Con aproximadamente 20 meses sin lluvia, Durango no ha recibido la ayuda monetaria prometida por el Ejecutivo para el combate a la sequía, pese a que la entidad presenta una pérdida de 80,000 cabezas de ganado y 100% de la cosecha de maíz.

El secretario de Desarrollo Económico estatal, Juan Francisco Gutiérrez Fragoso, dice a El Economista que debido a la falta de precipitaciones, las pérdidas al momento ascienden a 3,500 millones de pesos en el campo, principalmente en cultivos de frijol y maíz.

De acuerdo con cifras del Sistema de Información Agroalimentaria y Pesquera, en el 2010 el estado produjo alrededor de 242,839 toneladas de maiz y 94,750 de frijol.

El funcionario añade que en cuanto a ganadería, ya son 80,000 las cabezas que han muerto, pero aclara que el número de defunciones de animales y las hectáreas perdidas continuarán creciendo conforme avance la temporada de estiaje.

Refiere que por instrucciones del presidente Felipe Calderón, se ordenó apoyar con 34,000 millones de pesos a campesinos y ganaderos de Chihuahua, Zacatecas, Durango, Coahuila y San Luis Potosí; sin embargo, debido a trabas burocráticas , no se ha desembolsado la ayuda, lo que es inexplicable .

Alerta que la tardanza registrada en la repartición de recursos, no sólo está afectando al sector primario, sino que daña el desarrollo económico de la región y el dinamismo con el que el capital podría fluir en el estado.

TIERRA DE CONTRASTES

Por otro lado, Gutiérrez Fragoso destaca el potencial minero de la entidad, que en los últimos años ha atraído grandes inversiones.

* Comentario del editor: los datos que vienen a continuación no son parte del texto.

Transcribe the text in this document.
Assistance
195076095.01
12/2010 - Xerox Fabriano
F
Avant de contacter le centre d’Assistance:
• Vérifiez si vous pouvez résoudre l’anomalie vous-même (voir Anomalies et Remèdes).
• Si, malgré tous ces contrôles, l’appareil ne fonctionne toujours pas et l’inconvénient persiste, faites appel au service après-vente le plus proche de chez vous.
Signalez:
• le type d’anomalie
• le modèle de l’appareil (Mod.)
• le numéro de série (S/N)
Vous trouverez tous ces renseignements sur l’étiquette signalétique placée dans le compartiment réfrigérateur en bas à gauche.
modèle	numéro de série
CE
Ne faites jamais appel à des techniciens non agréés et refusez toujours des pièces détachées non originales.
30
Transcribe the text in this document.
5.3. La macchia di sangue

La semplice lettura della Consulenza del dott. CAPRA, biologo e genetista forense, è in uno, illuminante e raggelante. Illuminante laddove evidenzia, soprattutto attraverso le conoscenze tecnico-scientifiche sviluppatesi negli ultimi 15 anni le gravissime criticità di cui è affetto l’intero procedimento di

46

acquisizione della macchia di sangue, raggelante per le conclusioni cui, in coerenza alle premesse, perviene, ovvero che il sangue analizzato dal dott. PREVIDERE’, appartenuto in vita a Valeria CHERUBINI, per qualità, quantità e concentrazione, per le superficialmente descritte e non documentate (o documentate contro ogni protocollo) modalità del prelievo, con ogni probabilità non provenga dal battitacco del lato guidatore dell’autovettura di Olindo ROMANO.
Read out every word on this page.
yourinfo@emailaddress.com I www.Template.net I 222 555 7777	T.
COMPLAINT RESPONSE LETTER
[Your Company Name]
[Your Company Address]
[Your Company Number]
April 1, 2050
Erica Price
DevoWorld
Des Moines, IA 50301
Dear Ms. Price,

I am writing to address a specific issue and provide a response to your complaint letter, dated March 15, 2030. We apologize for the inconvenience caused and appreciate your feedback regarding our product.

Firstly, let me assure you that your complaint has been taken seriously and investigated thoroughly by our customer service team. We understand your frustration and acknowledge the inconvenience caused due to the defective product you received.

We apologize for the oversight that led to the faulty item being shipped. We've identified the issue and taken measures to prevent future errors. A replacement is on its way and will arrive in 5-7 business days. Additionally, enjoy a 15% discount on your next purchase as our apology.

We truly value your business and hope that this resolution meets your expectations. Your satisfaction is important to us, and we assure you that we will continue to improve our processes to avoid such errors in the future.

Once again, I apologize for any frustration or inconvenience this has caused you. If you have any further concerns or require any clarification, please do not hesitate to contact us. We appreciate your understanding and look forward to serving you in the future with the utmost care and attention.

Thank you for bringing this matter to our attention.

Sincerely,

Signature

Bajo ese tenor, detalla que la inversión destinada para la construcción del mega proyecto minero Metates para la explotación de oro y plata en el municipio de Santiago Papasquiaro, será de 3,300 millones de dólares - 200 millones menos que lo anunciado en abril de hace un año por el gobernador Jorge Herrera.

El funcionario comparte que tras una reunión con la empresa canadiense Chesapeake Gold Corp, hace dos semanas, se detalló que los 3,300 millones están ya confirmados para el siguiente lustro, mientras que a la par se empleará a 5,000 personas de forma directa para la construcción del complejo, que se espera inicie en este año y cuyo proyecto ejecutivo está por terminarse.

Acota que la recepción de grandes inversiones en el sector minero se debe en gran parte al énfasis en la ampliación de infraestructura carretera y de servicios básicos para la industria, además de que la criminalidad no ha sido un factor determinante para el crecimiento.

Comenta que anteriormente Durango se encontraba aislado del gran capital y del desarrollo de sus estados vecinos, debido a su escasa conectividad carretera.

EN NÚMEROS

Pero la cosecha minera no va mal

US800 millones invirtió Silver Standard en San Juan del Río para ampliar mina de oro y plata.

US200 millones invertidos por Peñoles para una nueva mina de zinc en Cuencamé.

US120 millones invirtió First Majestic en el municipio de Nombre de Dios.